I have been watching Shakespeare on TV because there has been a lot of it on TV recently. Some of it has been documentaries with Jeremy Irons or Derek Jacobi in them - I still don't understand documentaries, even ones about Shakespeare; at one point I thought Derek Jacobi was saying that Shakespeare's plays weren't written by Shakespeare but that can't be right because that would be very silly indeed.
I am only a cat but even I know that this theory was only put forward by Horatio Smith in the film Pimpernel Smith to annoy the nazi baddy, nobody watching was supposed to believe him.

Anyway, not all of the Shakespeare on TV has been confusing documentaries. There was a new version of Richard II which didn't have Derek Jacobi in it.

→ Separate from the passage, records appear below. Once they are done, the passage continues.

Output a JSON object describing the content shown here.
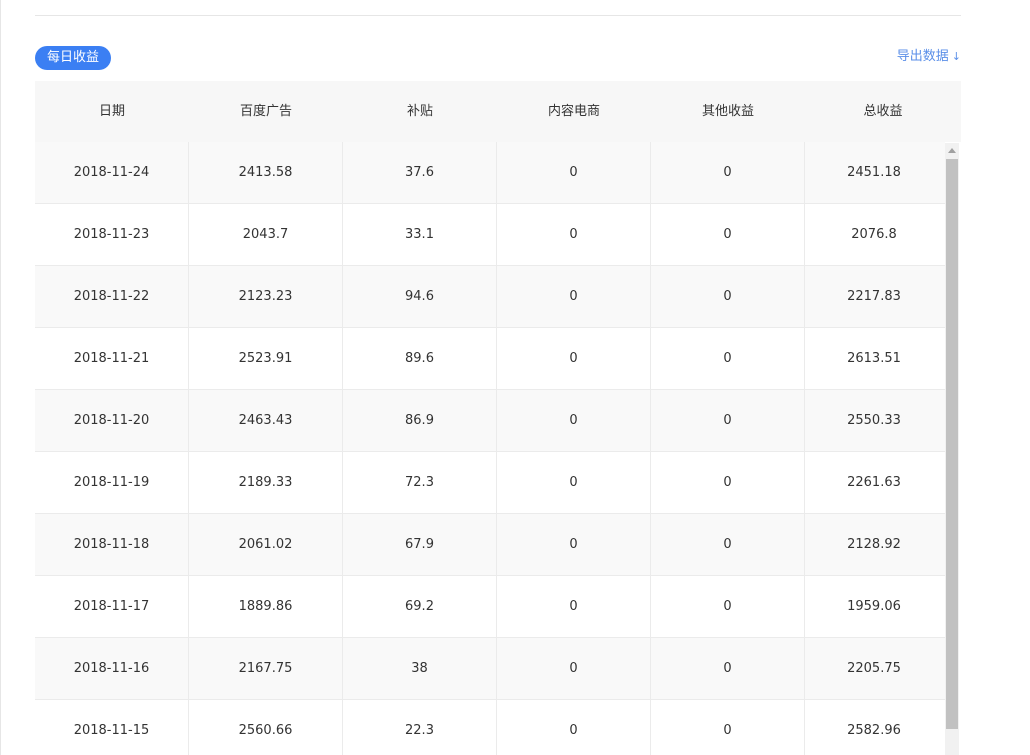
{
  "section": {
    "badge_label": "每日收益",
    "export_label": "导出数据",
    "export_icon": "download-arrow-icon"
  },
  "table": {
    "columns": [
      "日期",
      "百度广告",
      "补贴",
      "内容电商",
      "其他收益",
      "总收益"
    ],
    "rows": [
      [
        "2018-11-24",
        "2413.58",
        "37.6",
        "0",
        "0",
        "2451.18"
      ],
      [
        "2018-11-23",
        "2043.7",
        "33.1",
        "0",
        "0",
        "2076.8"
      ],
      [
        "2018-11-22",
        "2123.23",
        "94.6",
        "0",
        "0",
        "2217.83"
      ],
      [
        "2018-11-21",
        "2523.91",
        "89.6",
        "0",
        "0",
        "2613.51"
      ],
      [
        "2018-11-20",
        "2463.43",
        "86.9",
        "0",
        "0",
        "2550.33"
      ],
      [
        "2018-11-19",
        "2189.33",
        "72.3",
        "0",
        "0",
        "2261.63"
      ],
      [
        "2018-11-18",
        "2061.02",
        "67.9",
        "0",
        "0",
        "2128.92"
      ],
      [
        "2018-11-17",
        "1889.86",
        "69.2",
        "0",
        "0",
        "1959.06"
      ],
      [
        "2018-11-16",
        "2167.75",
        "38",
        "0",
        "0",
        "2205.75"
      ],
      [
        "2018-11-15",
        "2560.66",
        "22.3",
        "0",
        "0",
        "2582.96"
      ]
    ]
  },
  "colors": {
    "accent": "#3b7ff3",
    "link": "#5b8fe8",
    "header_bg": "#f7f7f7"
  }
}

It was called The Hollow Crown and had Ben Whishaw as King Richard and Patrick Stewart as John of Gaunt. James Purefoy was wasted in a small role which meant he wasn't in it nearly as much as he should have been. He played Mark Antony in Rome and I hope he will be in Shakespeare's Julius Caesar and Antony and Cleopatra one day.

The second part of The Hollow Crown was Henry IV - Part 1, which had Jeremy Irons in it as King Henry IV, but my favourite character in that is still Harry Hotspur, who was played very well by Joe Armstrong. Unlike the other version of this play that I have seen, the northern lords had accents. Duncan says this is because they are from The North, which is to the south of where we live. Confused cat is confused.


The internets tells me that there will be two more parts of The Hollow Crown, which I am looking forward to watching already.